In a city where apartments not much bigger than a car parking space sell for more than US$350,000, one hour of parking on the street sells for just over 99 US cents per hour.

Interspaced between Hong Kong’s towering apartment blocks and office buildings, where more than half of the city’s 7 million residents live, on-street parking meters have languished, their hourly rates unchanged for 23 years.

For a city where real estate prices have soared like Bitcoin, surging to become the world’s least affordable and defying successive government measures designed to cool the market, these metered parking rates have been marching to their own drummer.

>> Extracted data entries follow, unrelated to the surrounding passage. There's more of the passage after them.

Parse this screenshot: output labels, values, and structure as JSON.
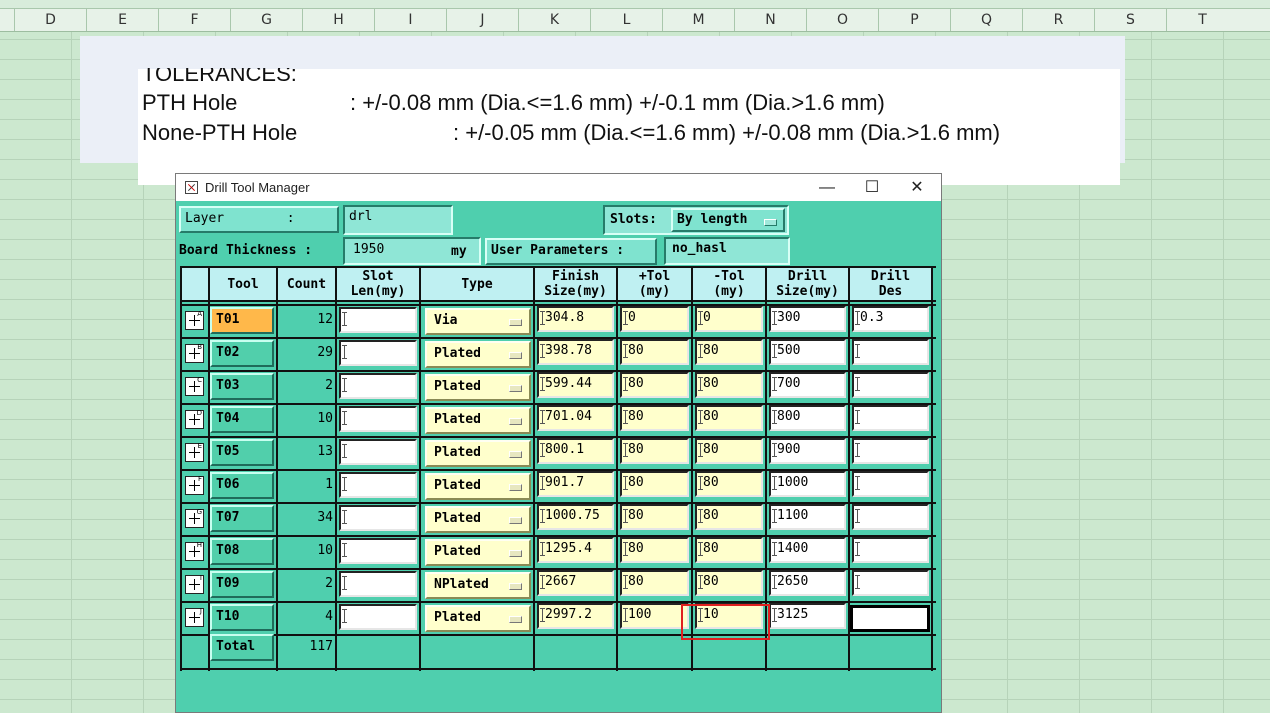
{
  "spreadsheet": {
    "columns": [
      "D",
      "E",
      "F",
      "G",
      "H",
      "I",
      "J",
      "K",
      "L",
      "M",
      "N",
      "O",
      "P",
      "Q",
      "R",
      "S",
      "T"
    ]
  },
  "tolerances": {
    "heading": "TOLERANCES:",
    "pth_label": "PTH Hole",
    "pth_value": ": +/-0.08 mm (Dia.<=1.6 mm) +/-0.1 mm (Dia.>1.6 mm)",
    "npth_label": "None-PTH Hole",
    "npth_value": ": +/-0.05 mm (Dia.<=1.6 mm) +/-0.08 mm (Dia.>1.6 mm)"
  },
  "window": {
    "title": "Drill Tool Manager",
    "minimize": "—",
    "maximize": "☐",
    "close": "✕"
  },
  "params": {
    "layer_label": "Layer        :",
    "layer_value": "drl",
    "slots_label": "Slots:",
    "slots_value": "By length",
    "thickness_label": "Board Thickness :",
    "thickness_value": "1950",
    "thickness_unit": "my",
    "user_params_label": "User Parameters :",
    "user_params_value": "no_hasl"
  },
  "table": {
    "headers": {
      "tool": "Tool",
      "count": "Count",
      "slot_len": "Slot\nLen(my)",
      "type": "Type",
      "finish": "Finish\nSize(my)",
      "ptol": "+Tol\n(my)",
      "mtol": "-Tol\n(my)",
      "drill_size": "Drill\nSize(my)",
      "drill_des": "Drill\nDes"
    },
    "rows": [
      {
        "sup": "A",
        "tool": "T01",
        "count": "12",
        "slot": "",
        "type": "Via",
        "finish": "304.8",
        "ptol": "0",
        "mtol": "0",
        "drill": "300",
        "des": "0.3"
      },
      {
        "sup": "B",
        "tool": "T02",
        "count": "29",
        "slot": "",
        "type": "Plated",
        "finish": "398.78",
        "ptol": "80",
        "mtol": "80",
        "drill": "500",
        "des": ""
      },
      {
        "sup": "C",
        "tool": "T03",
        "count": "2",
        "slot": "",
        "type": "Plated",
        "finish": "599.44",
        "ptol": "80",
        "mtol": "80",
        "drill": "700",
        "des": ""
      },
      {
        "sup": "D",
        "tool": "T04",
        "count": "10",
        "slot": "",
        "type": "Plated",
        "finish": "701.04",
        "ptol": "80",
        "mtol": "80",
        "drill": "800",
        "des": ""
      },
      {
        "sup": "E",
        "tool": "T05",
        "count": "13",
        "slot": "",
        "type": "Plated",
        "finish": "800.1",
        "ptol": "80",
        "mtol": "80",
        "drill": "900",
        "des": ""
      },
      {
        "sup": "F",
        "tool": "T06",
        "count": "1",
        "slot": "",
        "type": "Plated",
        "finish": "901.7",
        "ptol": "80",
        "mtol": "80",
        "drill": "1000",
        "des": ""
      },
      {
        "sup": "G",
        "tool": "T07",
        "count": "34",
        "slot": "",
        "type": "Plated",
        "finish": "1000.75",
        "ptol": "80",
        "mtol": "80",
        "drill": "1100",
        "des": ""
      },
      {
        "sup": "H",
        "tool": "T08",
        "count": "10",
        "slot": "",
        "type": "Plated",
        "finish": "1295.4",
        "ptol": "80",
        "mtol": "80",
        "drill": "1400",
        "des": ""
      },
      {
        "sup": "I",
        "tool": "T09",
        "count": "2",
        "slot": "",
        "type": "NPlated",
        "finish": "2667",
        "ptol": "80",
        "mtol": "80",
        "drill": "2650",
        "des": ""
      },
      {
        "sup": "J",
        "tool": "T10",
        "count": "4",
        "slot": "",
        "type": "Plated",
        "finish": "2997.2",
        "ptol": "100",
        "mtol": "10",
        "drill": "3125",
        "des": ""
      }
    ],
    "total_label": "Total",
    "total_count": "117"
  }
}
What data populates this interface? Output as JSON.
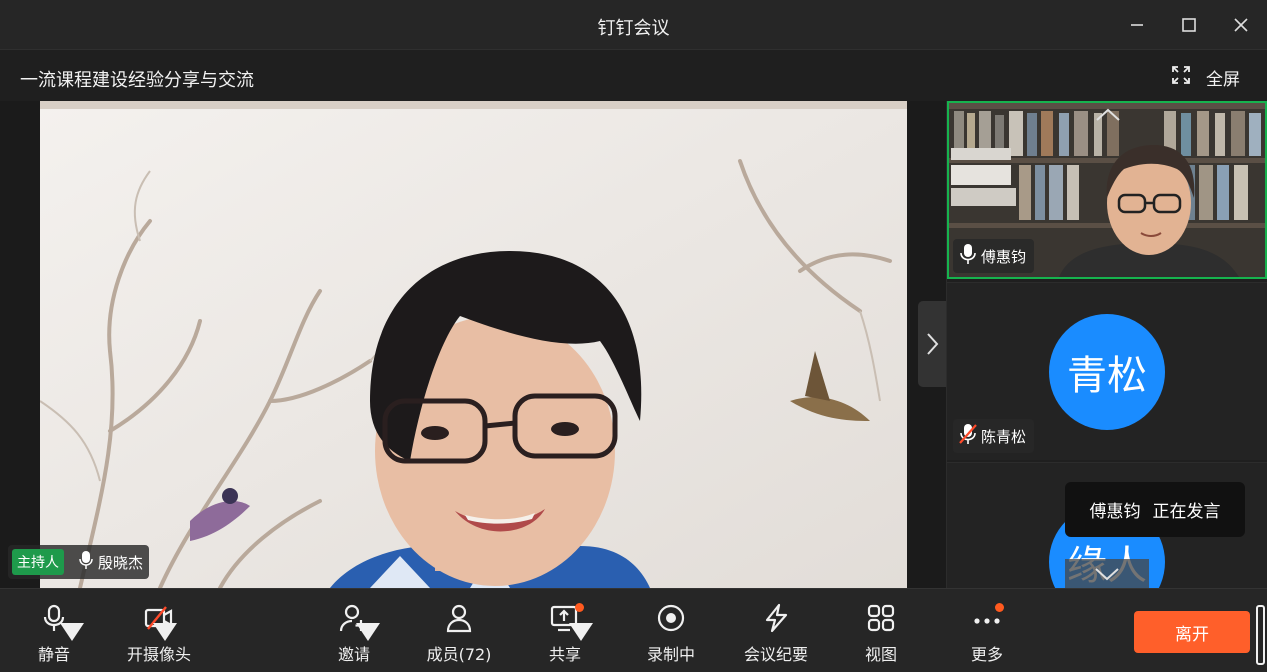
{
  "window": {
    "title": "钉钉会议"
  },
  "meeting": {
    "subject": "一流课程建设经验分享与交流",
    "fullscreen_label": "全屏"
  },
  "main_video": {
    "host_badge": "主持人",
    "speaker_name": "殷晓杰"
  },
  "participants": [
    {
      "name": "傅惠钧",
      "mic": "on"
    },
    {
      "name": "陈青松",
      "avatar_text": "青松",
      "mic": "muted"
    },
    {
      "avatar_text": "缘人"
    }
  ],
  "toast": {
    "name": "傅惠钧",
    "status": "正在发言"
  },
  "toolbar": {
    "mute": "静音",
    "camera": "开摄像头",
    "invite": "邀请",
    "members": "成员(72)",
    "share": "共享",
    "record": "录制中",
    "minutes": "会议纪要",
    "view": "视图",
    "more": "更多",
    "leave": "离开"
  },
  "colors": {
    "accent_green": "#16b34e",
    "avatar_blue": "#1a8cff",
    "leave_orange": "#ff5f2a",
    "notify_dot": "#ff5a1f"
  },
  "icons": [
    "minimize-icon",
    "maximize-icon",
    "close-icon",
    "fullscreen-icon",
    "microphone-icon",
    "mic-muted-icon",
    "camera-off-icon",
    "invite-icon",
    "members-icon",
    "share-screen-icon",
    "record-icon",
    "minutes-icon",
    "grid-view-icon",
    "more-icon",
    "chevron-right-icon",
    "chevron-up-icon",
    "chevron-down-icon"
  ]
}
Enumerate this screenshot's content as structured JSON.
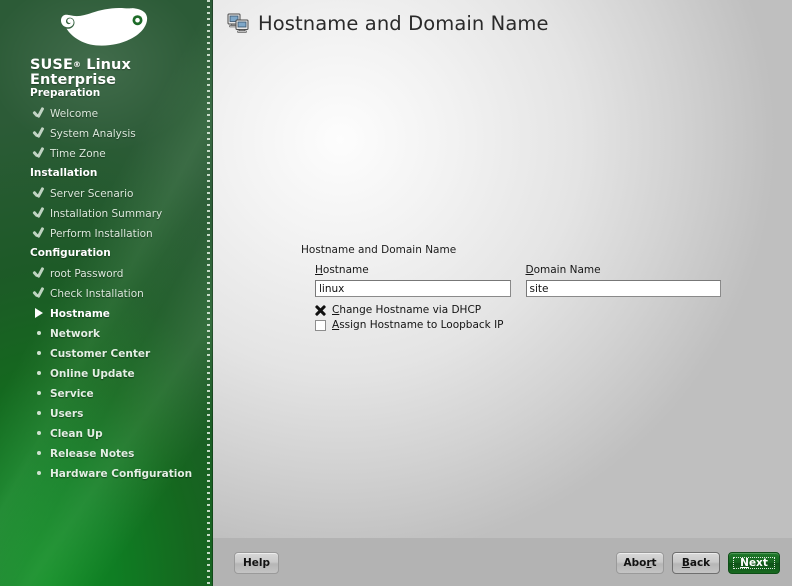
{
  "window": {
    "title": "Hostname and Domain Name",
    "title_icon": "network-computers-icon"
  },
  "sidebar": {
    "brand_line1": "SUSE",
    "brand_reg": "®",
    "brand_line1b": " Linux",
    "brand_line2": "Enterprise",
    "logo_icon": "suse-chameleon-logo",
    "sections": [
      {
        "heading": "Preparation",
        "items": [
          {
            "label": "Welcome",
            "state": "done",
            "marker": "check-icon"
          },
          {
            "label": "System Analysis",
            "state": "done",
            "marker": "check-icon"
          },
          {
            "label": "Time Zone",
            "state": "done",
            "marker": "check-icon"
          }
        ]
      },
      {
        "heading": "Installation",
        "items": [
          {
            "label": "Server Scenario",
            "state": "done",
            "marker": "check-icon"
          },
          {
            "label": "Installation Summary",
            "state": "done",
            "marker": "check-icon"
          },
          {
            "label": "Perform Installation",
            "state": "done",
            "marker": "check-icon"
          }
        ]
      },
      {
        "heading": "Configuration",
        "items": [
          {
            "label": "root Password",
            "state": "done",
            "marker": "check-icon"
          },
          {
            "label": "Check Installation",
            "state": "done",
            "marker": "check-icon"
          },
          {
            "label": "Hostname",
            "state": "current",
            "marker": "triangle-right-icon"
          },
          {
            "label": "Network",
            "state": "todo",
            "marker": "bullet-icon"
          },
          {
            "label": "Customer Center",
            "state": "todo",
            "marker": "bullet-icon"
          },
          {
            "label": "Online Update",
            "state": "todo",
            "marker": "bullet-icon"
          },
          {
            "label": "Service",
            "state": "todo",
            "marker": "bullet-icon"
          },
          {
            "label": "Users",
            "state": "todo",
            "marker": "bullet-icon"
          },
          {
            "label": "Clean Up",
            "state": "todo",
            "marker": "bullet-icon"
          },
          {
            "label": "Release Notes",
            "state": "todo",
            "marker": "bullet-icon"
          },
          {
            "label": "Hardware Configuration",
            "state": "todo",
            "marker": "bullet-icon"
          }
        ]
      }
    ]
  },
  "form": {
    "group_label": "Hostname and Domain Name",
    "hostname": {
      "label_accesskey": "H",
      "label_rest": "ostname",
      "value": "linux",
      "placeholder": ""
    },
    "domain": {
      "label_accesskey": "D",
      "label_rest": "omain Name",
      "value": "site",
      "placeholder": ""
    },
    "checkboxes": [
      {
        "accesskey": "C",
        "label_rest": "hange Hostname via DHCP",
        "checked": true,
        "state_icon": "checkbox-checked-icon"
      },
      {
        "accesskey": "A",
        "label_rest": "ssign Hostname to Loopback IP",
        "checked": false,
        "state_icon": "checkbox-unchecked-icon"
      }
    ]
  },
  "buttons": {
    "help": {
      "label": "Help",
      "accesskey": ""
    },
    "abort": {
      "label_pre": "Abo",
      "accesskey": "r",
      "label_post": "t"
    },
    "back": {
      "accesskey": "B",
      "label_rest": "ack"
    },
    "next": {
      "accesskey": "N",
      "label_rest": "ext",
      "is_default": true
    }
  },
  "colors": {
    "brand_green": "#0f7d23",
    "next_button_green": "#16641f",
    "panel_gray": "#e4e4e4",
    "button_bar_gray": "#b3b3b3"
  }
}
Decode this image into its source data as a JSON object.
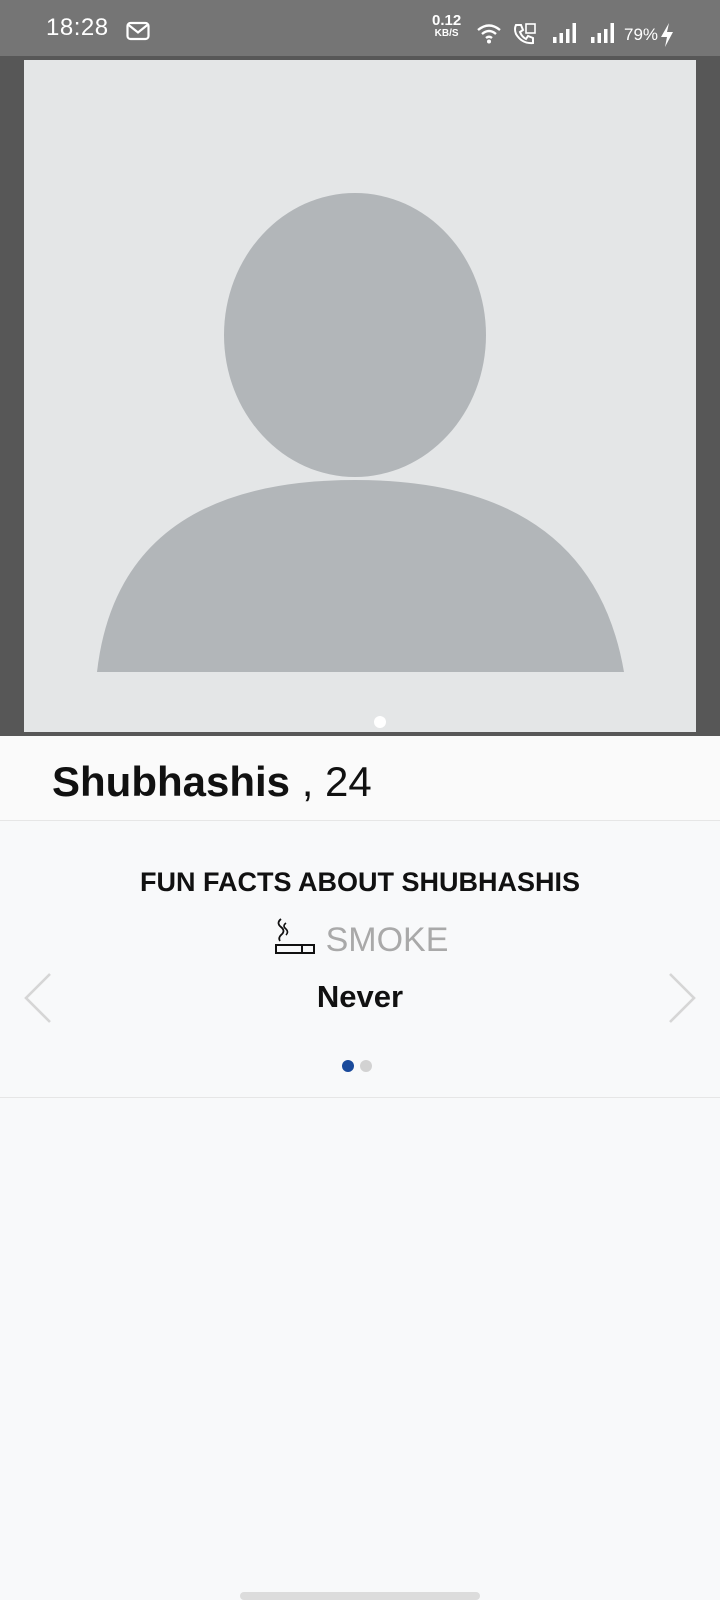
{
  "status_bar": {
    "time": "18:28",
    "speed_value": "0.12",
    "speed_unit": "KB/S",
    "battery": "79%",
    "icons": [
      "gmail-icon",
      "wifi-icon",
      "volte-call-icon",
      "signal-icon",
      "signal-icon",
      "charging-icon"
    ]
  },
  "profile": {
    "name": "Shubhashis",
    "age_text": " , 24",
    "photo_icon": "avatar-placeholder-icon",
    "photo_page_indicator": {
      "count": 1,
      "active": 0
    }
  },
  "fun_facts": {
    "title": "FUN FACTS ABOUT SHUBHASHIS",
    "items": [
      {
        "icon": "cigarette-icon",
        "label": "SMOKE",
        "value": "Never"
      }
    ],
    "page_indicator": {
      "count": 2,
      "active": 0
    },
    "prev_icon": "chevron-left-icon",
    "next_icon": "chevron-right-icon"
  },
  "colors": {
    "status_bar": "#757575",
    "photo_background": "#e4e6e7",
    "avatar_silhouette": "#b2b6b9",
    "label_grey": "#a9a9a9",
    "dot_active": "#1a4a9b",
    "dot_inactive": "#d2d2d2",
    "page_background": "#f8f9fa"
  }
}
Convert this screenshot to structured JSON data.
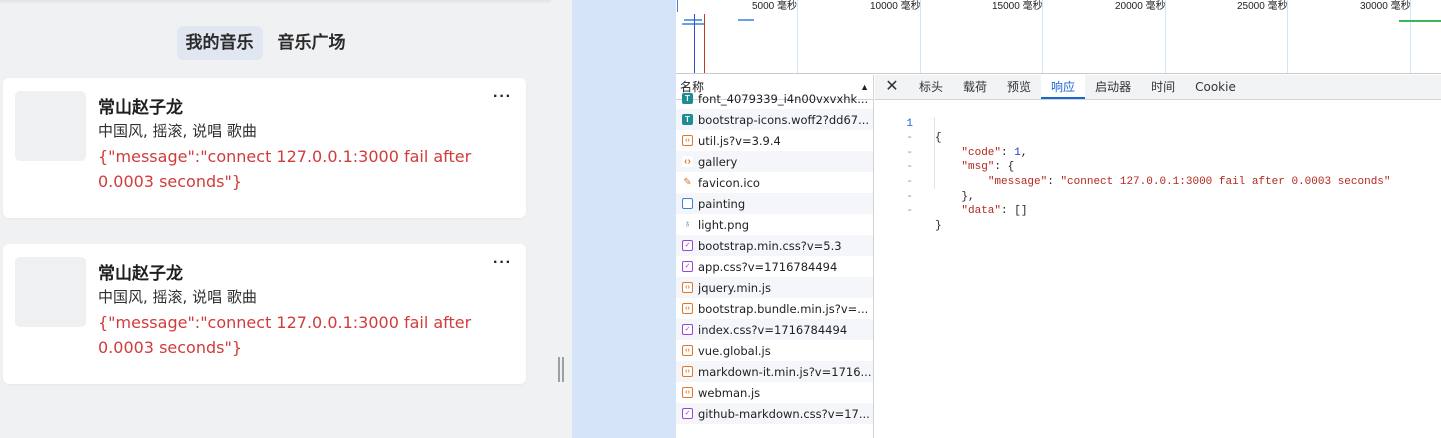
{
  "app": {
    "tabs": [
      {
        "label": "我的音乐",
        "active": true
      },
      {
        "label": "音乐广场",
        "active": false
      }
    ],
    "cards": [
      {
        "title": "常山赵子龙",
        "tags": "中国风, 摇滚, 说唱 歌曲",
        "error": "{\"message\":\"connect 127.0.0.1:3000 fail after 0.0003 seconds\"}",
        "more_label": "···"
      },
      {
        "title": "常山赵子龙",
        "tags": "中国风, 摇滚, 说唱 歌曲",
        "error": "{\"message\":\"connect 127.0.0.1:3000 fail after 0.0003 seconds\"}",
        "more_label": "···"
      }
    ]
  },
  "devtools": {
    "timeline": {
      "ticks": [
        "5000 毫秒",
        "10000 毫秒",
        "15000 毫秒",
        "20000 毫秒",
        "25000 毫秒",
        "30000 毫秒"
      ]
    },
    "name_header": "名称",
    "requests": [
      {
        "name": "font_4079339_i4n00vxvxhk...",
        "icon": "font-icon",
        "glyph": "T"
      },
      {
        "name": "bootstrap-icons.woff2?dd67...",
        "icon": "font-icon",
        "glyph": "T"
      },
      {
        "name": "util.js?v=3.9.4",
        "icon": "script-icon",
        "glyph": "‹›"
      },
      {
        "name": "gallery",
        "icon": "document-icon",
        "glyph": "‹›"
      },
      {
        "name": "favicon.ico",
        "icon": "image-icon",
        "glyph": "✎"
      },
      {
        "name": "painting",
        "icon": "page-icon",
        "glyph": ""
      },
      {
        "name": "light.png",
        "icon": "png-icon",
        "glyph": "♁"
      },
      {
        "name": "bootstrap.min.css?v=5.3",
        "icon": "stylesheet-icon",
        "glyph": "✓"
      },
      {
        "name": "app.css?v=1716784494",
        "icon": "stylesheet-icon",
        "glyph": "✓"
      },
      {
        "name": "jquery.min.js",
        "icon": "script-icon",
        "glyph": "‹›"
      },
      {
        "name": "bootstrap.bundle.min.js?v=...",
        "icon": "script-icon",
        "glyph": "‹›"
      },
      {
        "name": "index.css?v=1716784494",
        "icon": "stylesheet-icon",
        "glyph": "✓"
      },
      {
        "name": "vue.global.js",
        "icon": "script-icon",
        "glyph": "‹›"
      },
      {
        "name": "markdown-it.min.js?v=1716...",
        "icon": "script-icon",
        "glyph": "‹›"
      },
      {
        "name": "webman.js",
        "icon": "script-icon",
        "glyph": "‹›"
      },
      {
        "name": "github-markdown.css?v=17...",
        "icon": "stylesheet-icon",
        "glyph": "✓"
      }
    ],
    "detail_tabs": [
      {
        "label": "标头",
        "active": false
      },
      {
        "label": "载荷",
        "active": false
      },
      {
        "label": "预览",
        "active": false
      },
      {
        "label": "响应",
        "active": true
      },
      {
        "label": "启动器",
        "active": false
      },
      {
        "label": "时间",
        "active": false
      },
      {
        "label": "Cookie",
        "active": false
      }
    ],
    "close_label": "✕",
    "response": {
      "gutter": [
        "1",
        "-",
        "-",
        "-",
        "-",
        "-",
        "-"
      ],
      "code": 1,
      "message": "connect 127.0.0.1:3000 fail after 0.0003 seconds"
    }
  },
  "colors": {
    "error_text": "#d13b3b",
    "active_tab_blue": "#1a66d1",
    "left_bg": "#f0f1f3",
    "blue_pane": "#d6e4f7"
  }
}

Demand is not a problem, as the 550,000 licensed private vehicles easily exceed the number of on-street car parks available.

According to activist investor David Webb, Hong Kong has become a parking meter oddity more by indifference than design. The city’s local parliament, or Legco, is the only body with the statutory power to raise the metered parking rates – and for more than two decades it has shied away from being more proactive on issues ranging from parking rates to illegal parking as well as the fines to punish those who break the rules, he says.

A woman pays for her parking fare in a parking meter at Victoria Park in Causeway Bay. Photo: K Y Cheng
A woman pays for her parking fare in a parking meter at Victoria Park in Causeway Bay. Photo: K Y Cheng

“It is ridiculously underpriced relative to the alternatives,” said Webb, who questioned why the government is content to offer below-market parking rates to drivers.